In the past two years, a recurring macabre proposal is to bomb the Batasang Pambansa during the State of the Nation Address. But proponents fear that the resulting clean slate will last long enough only until the spouses, siblings and children of the dearly departed can take over the vacant posts.
It’s like zapping termites: even when the queen has been destroyed, the pests continue emerging, as long as there’s food to be had and the opportunity to get it.
What might work is eliminating the termites’ food sources or putting these out of reach.
In the case of public funds, obviously these can’t be eliminated, but government officials’ personal discretion in fund utilization can be drastically reduced. This is the aim in the elimination of the PDAF and DAP.
There are enough laws to provide checks and balances in fund utilization; what’s needed is effective enforcement. P-Noy can strengthen the COA and the Office of the Ombudsman. He can support legislation to give more teeth to the Anti-Money Laundering Council.
Lawmakers have been as cool toward such legislation as they have been to proposed laws on campaign finance reforms. Campaign contributions, which require only token accounting before the Commission on Elections, are among the roots of large-scale corruption.
P-Noy is surely aware of this, but maybe he believes pitching reforms to beneficiaries of the rotten system is an exercise in futility. He can humor us by at least going through the motions, and then identifying to his “bosses” the legislators who are most opposed to the proposal.
As I have written, there is no such creature as a lame duck president in this country where the position wields immense power. There’s still a lot that P-Noy can achieve by way of reforms in the remaining 19-and-a-half months of his term.

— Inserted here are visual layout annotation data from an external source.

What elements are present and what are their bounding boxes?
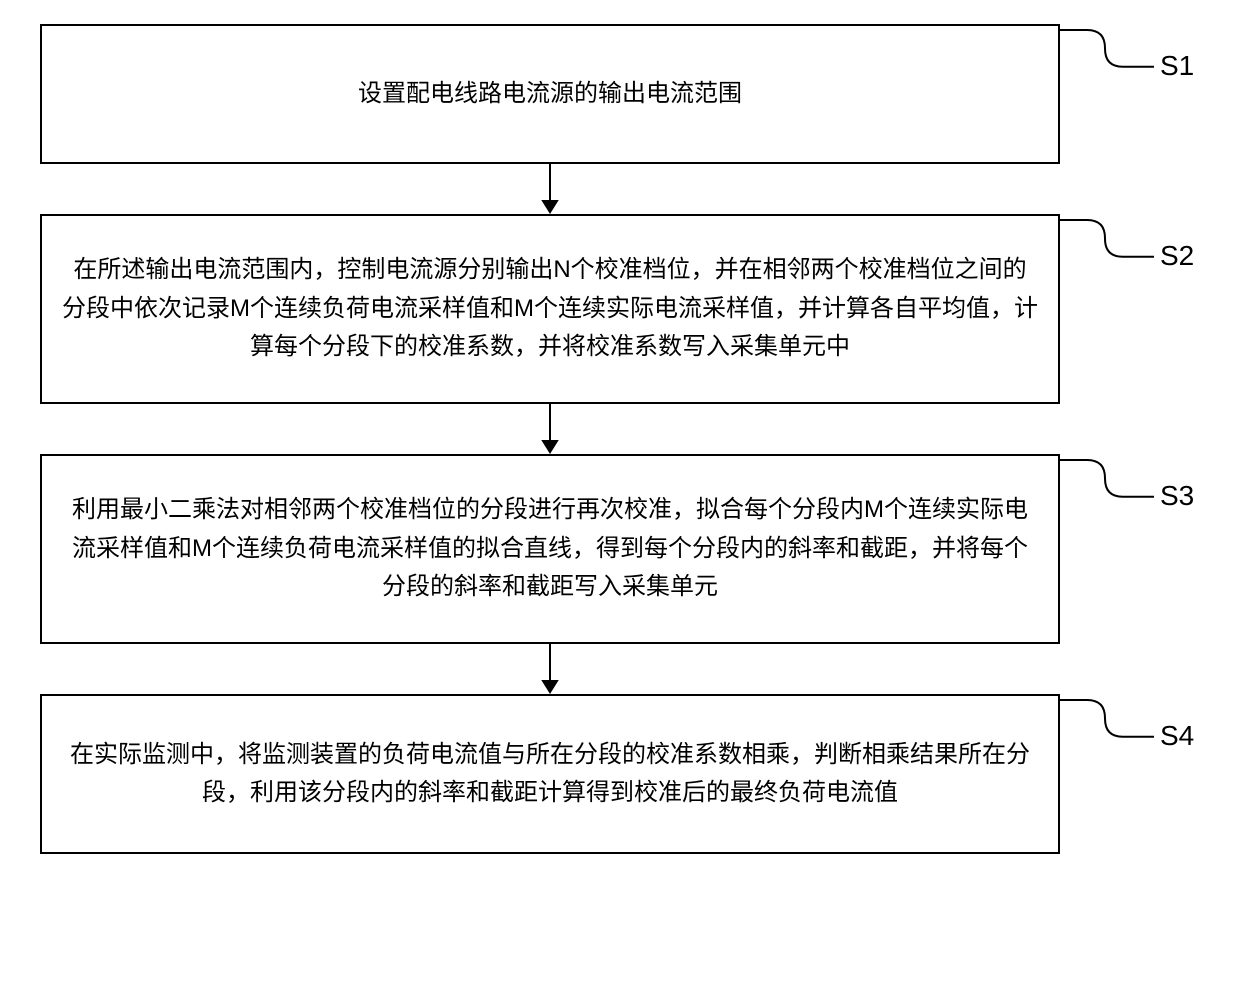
flowchart-container: 设置配电线路电流源的输出电流范围 S1 在所述输出电流范围内，控制电流源分别输出…: [0, 0, 1240, 998]
arrow-s1-s2: [530, 164, 570, 214]
step-label-s2: S2: [1160, 240, 1194, 272]
step-box-s3: 利用最小二乘法对相邻两个校准档位的分段进行再次校准，拟合每个分段内M个连续实际电…: [40, 454, 1060, 644]
bracket-s2: [1060, 214, 1160, 294]
step-text: 利用最小二乘法对相邻两个校准档位的分段进行再次校准，拟合每个分段内M个连续实际电…: [62, 491, 1038, 606]
step-box-s1: 设置配电线路电流源的输出电流范围: [40, 24, 1060, 164]
step-box-s2: 在所述输出电流范围内，控制电流源分别输出N个校准档位，并在相邻两个校准档位之间的…: [40, 214, 1060, 404]
step-label-s1: S1: [1160, 50, 1194, 82]
bracket-s4: [1060, 694, 1160, 774]
arrow-s2-s3: [530, 404, 570, 454]
step-label-s3: S3: [1160, 480, 1194, 512]
bracket-s3: [1060, 454, 1160, 534]
step-label-s4: S4: [1160, 720, 1194, 752]
bracket-s1: [1060, 24, 1160, 104]
arrow-s3-s4: [530, 644, 570, 694]
step-box-s4: 在实际监测中，将监测装置的负荷电流值与所在分段的校准系数相乘，判断相乘结果所在分…: [40, 694, 1060, 854]
step-text: 在实际监测中，将监测装置的负荷电流值与所在分段的校准系数相乘，判断相乘结果所在分…: [62, 736, 1038, 813]
step-text: 设置配电线路电流源的输出电流范围: [358, 75, 742, 113]
step-text: 在所述输出电流范围内，控制电流源分别输出N个校准档位，并在相邻两个校准档位之间的…: [62, 251, 1038, 366]
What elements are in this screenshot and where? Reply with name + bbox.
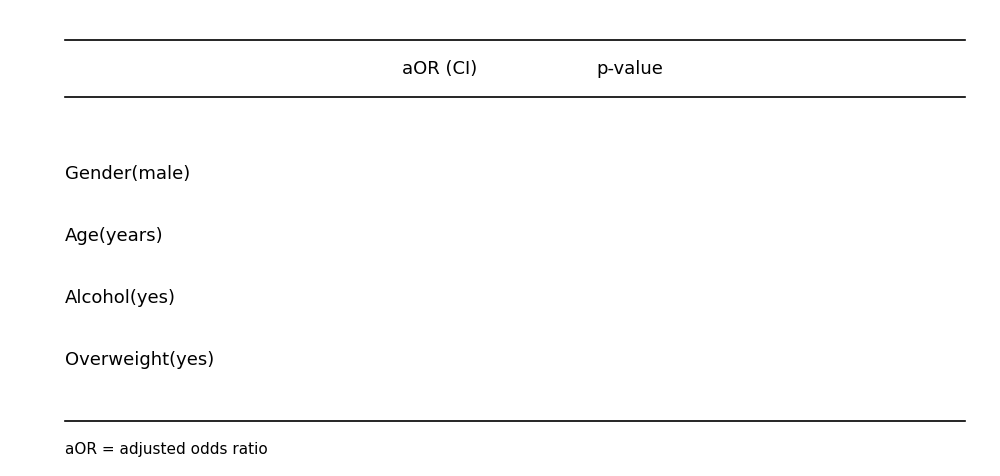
Text: Gender(male): Gender(male) [65, 165, 190, 183]
Text: Overweight(yes): Overweight(yes) [65, 350, 214, 368]
Text: p-value: p-value [597, 60, 663, 78]
Text: Alcohol(yes): Alcohol(yes) [65, 288, 176, 307]
Text: aOR (CI): aOR (CI) [402, 60, 478, 78]
Text: aOR = adjusted odds ratio: aOR = adjusted odds ratio [65, 441, 268, 456]
Text: Age(years): Age(years) [65, 227, 164, 245]
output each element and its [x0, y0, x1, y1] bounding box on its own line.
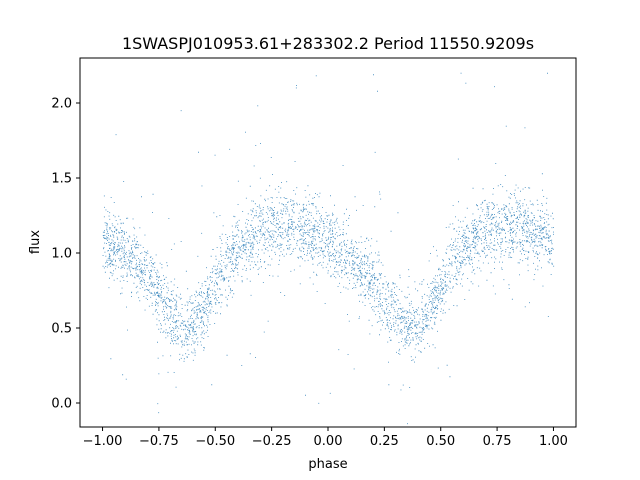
y-tick-label: 0.5: [51, 322, 72, 337]
y-axis-label: flux: [28, 230, 43, 254]
y-tick-label: 1.5: [51, 172, 72, 187]
data-points: [102, 72, 555, 425]
x-tick-label: 0.75: [483, 434, 512, 449]
x-axis-label: phase: [308, 457, 347, 472]
scatter-points: [102, 72, 555, 425]
y-axis-ticks: 0.0 0.5 1.0 1.5 2.0: [51, 97, 80, 412]
x-tick-label: 0.00: [314, 434, 343, 449]
y-tick-label: 1.0: [51, 247, 72, 262]
x-tick-label: 1.00: [539, 434, 568, 449]
y-tick-label: 0.0: [51, 397, 72, 412]
x-tick-label: −0.25: [252, 434, 292, 449]
x-tick-label: −1.00: [83, 434, 123, 449]
x-tick-label: 0.50: [426, 434, 455, 449]
x-tick-label: 0.25: [370, 434, 399, 449]
x-axis-ticks: −1.00 −0.75 −0.50 −0.25 0.00 0.25 0.50 0.75 1.00: [83, 427, 568, 449]
x-tick-label: −0.75: [139, 434, 179, 449]
chart-title: 1SWASPJ010953.61+283302.2 Period 11550.9…: [122, 34, 534, 53]
x-tick-label: −0.50: [195, 434, 235, 449]
y-tick-label: 2.0: [51, 97, 72, 112]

A substantial reduction in red tape can be a powerful legacy. Red tape is the reason ordinary folks are forced to pay grease money. This is also one of the reasons for public perceptions that even under the tuwid na daan, it’s still business as usual at Customs, the Port of Manila, LGUs and other agencies notorious for fixers and “facilitation fees.”
The reforms called for here are procedural. Mere administrative orders will do to simplify systems and requirements in executive offices. Reduce the number of steps, set deadlines for completing each step, and identify the individual in charge of each step, so that responsibility for logjams can be pinpointed, with specified consequences for poor performance.
LGUs have their own ordinances covering businesses, the practice of professions, and delivery of public services. But the national government has persuasive ways of pushing reforms in LGUs.
There’s little that P-Noy can do about inefficiency and corruption in the judiciary – another reason for the persistence of corruption. And he’s right – there is judicial overreach that has been unhealthy for this country.
But he can do his part by appointing more magistrates to ease the case backlog – there are still a lot of courtrooms without a judge – and improving the vetting system for his appointments. A seat or promotion in the judiciary cannot depend on connections or membership in a political party or religious group.
With several of his officials and allies implicated in plunder, P-Noy can avoid accusations of hypocrisy and shift the focus of his anti-corruption campaign from individual personalities to institutional weaknesses.
He still has enough time to make a difference. Victory in a close game is decided in the last two minutes.